Queue a flurry of after-hours messages with my manager (who is an amazing person and has been incredibly supportive through all of this madness) and the next morning we go to the IT office for our otherwise completely remote workplace, where I get the laptop replaced by a newer model that is thus far not known to be a fire hazard. It’s going to take a day to set it up and install all of the dev software I need, but it’s not going to explode, so I’ll take the tradeoff.
Except I can’t set it up at all, because some third-party SSO provider we use is erroring when I try to log in – which I need to do just to start the process. Nobody else seems to be having this problem, so I spend most of the day checking status pages and exchanging messages with IT to see if I’ve gone insane. Then after a few hours, I get about 6 MFA messages at once and more constantly through into the evening, but hey, at least it’s working.
The next day the power goes out at my apartment, which has never happened for more than a minute in the several years I’ve lived here. It only lasted a few hours, but having to explain that there was yet another problem cost me more spoons than I had, and I still feel burnt out today because of it all. Then I got a notice that they’d changed the keys to the main entrance because of a problem tenant, so I couldn’t go out without getting new ones.
The way things never stop long enough for me to get my footing is exhausting, and just telling people about my day feels like making excuses for not being functional no matter how much of the problem at hand isn’t my fault. It’s exacerbated by the unending combo of unlucky punches that have happened here as much as the anxiety disorder on my list of diagnoses. It’s brutal.

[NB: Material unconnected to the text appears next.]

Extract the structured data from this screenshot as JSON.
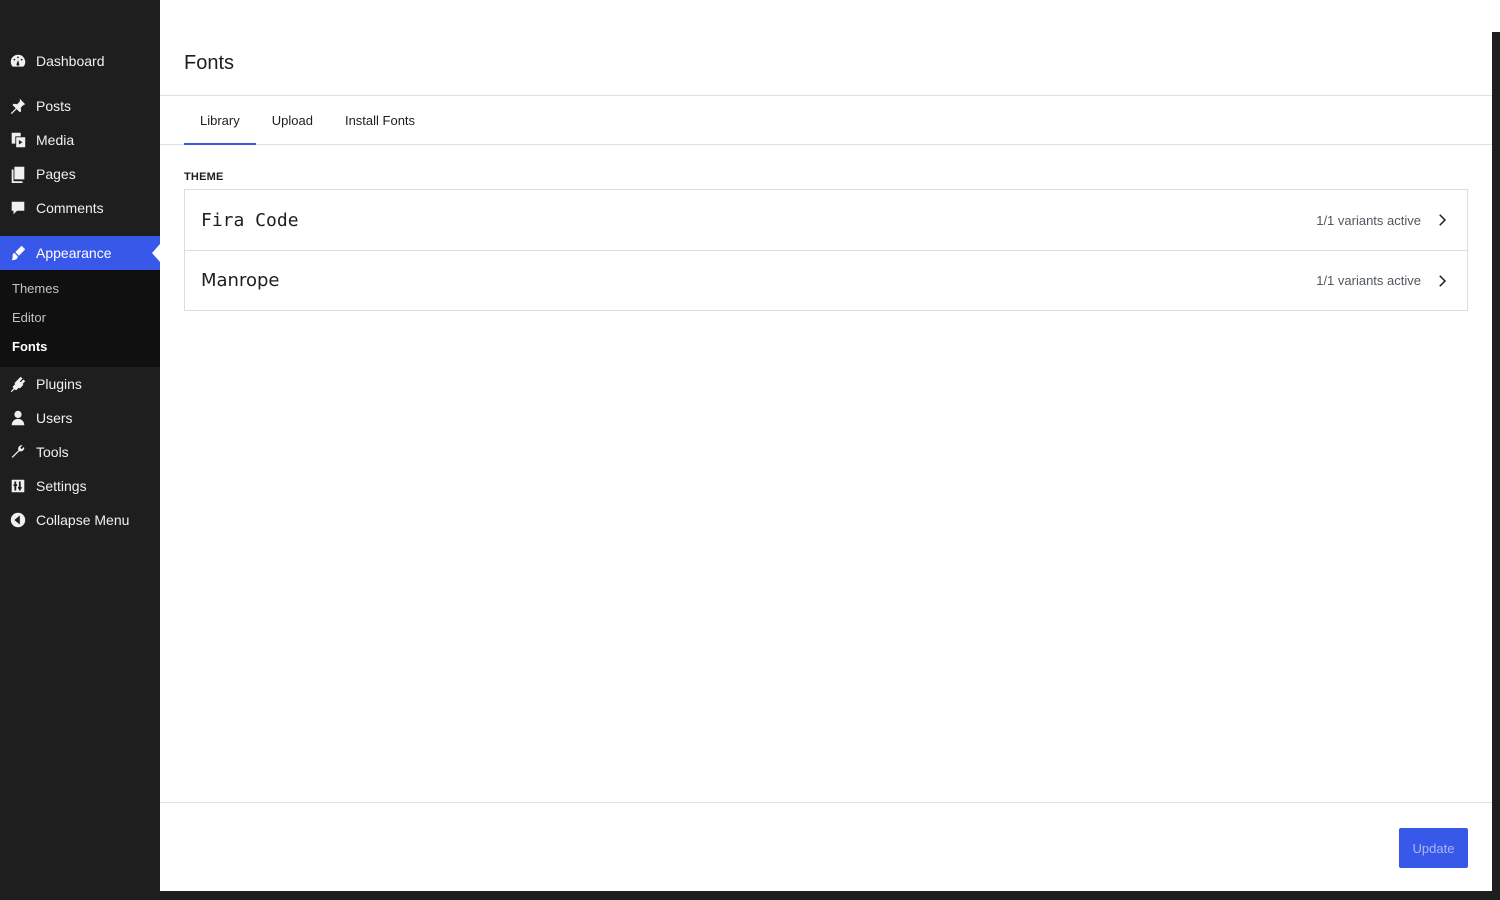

My situation has been improving over time. As things go, not being able to work because of technical problems is a much smaller issue than having your health massively decline because of faulty but essential medical equipment. The issue is that none of these problems exist in a vacuum, and I haven’t had more than a few days of respite between them to feel like anything is getting back to normal.
It’s got me questioning whether this is just what normal is and whether I’m just weak for not being able to handle this every day. I keep telling myself no, but I really don’t know what to think, and I’ve been told that writing things out can help you see them as if they’re happening to someone else. This post is some combination of venting, expressing the challenges of chronic illness, and just laying out this madness in writing so I can see it all outside of my brain. It’s a lot to deal with. It’s a back-breaking pile of straw.
Quotes and adages that survive for generations do so because they resonate with people, either day to day or during the memorable parts of life, good or bad. A line I like that’s often passed around in mental health circles is a good example, and a good mantra, for these times in life.
This, too, shall pass.
Each of the little problems ends. Busy periods end. Nothing lasts forever.
I guess things never really stop, but I hope they eventually slow down.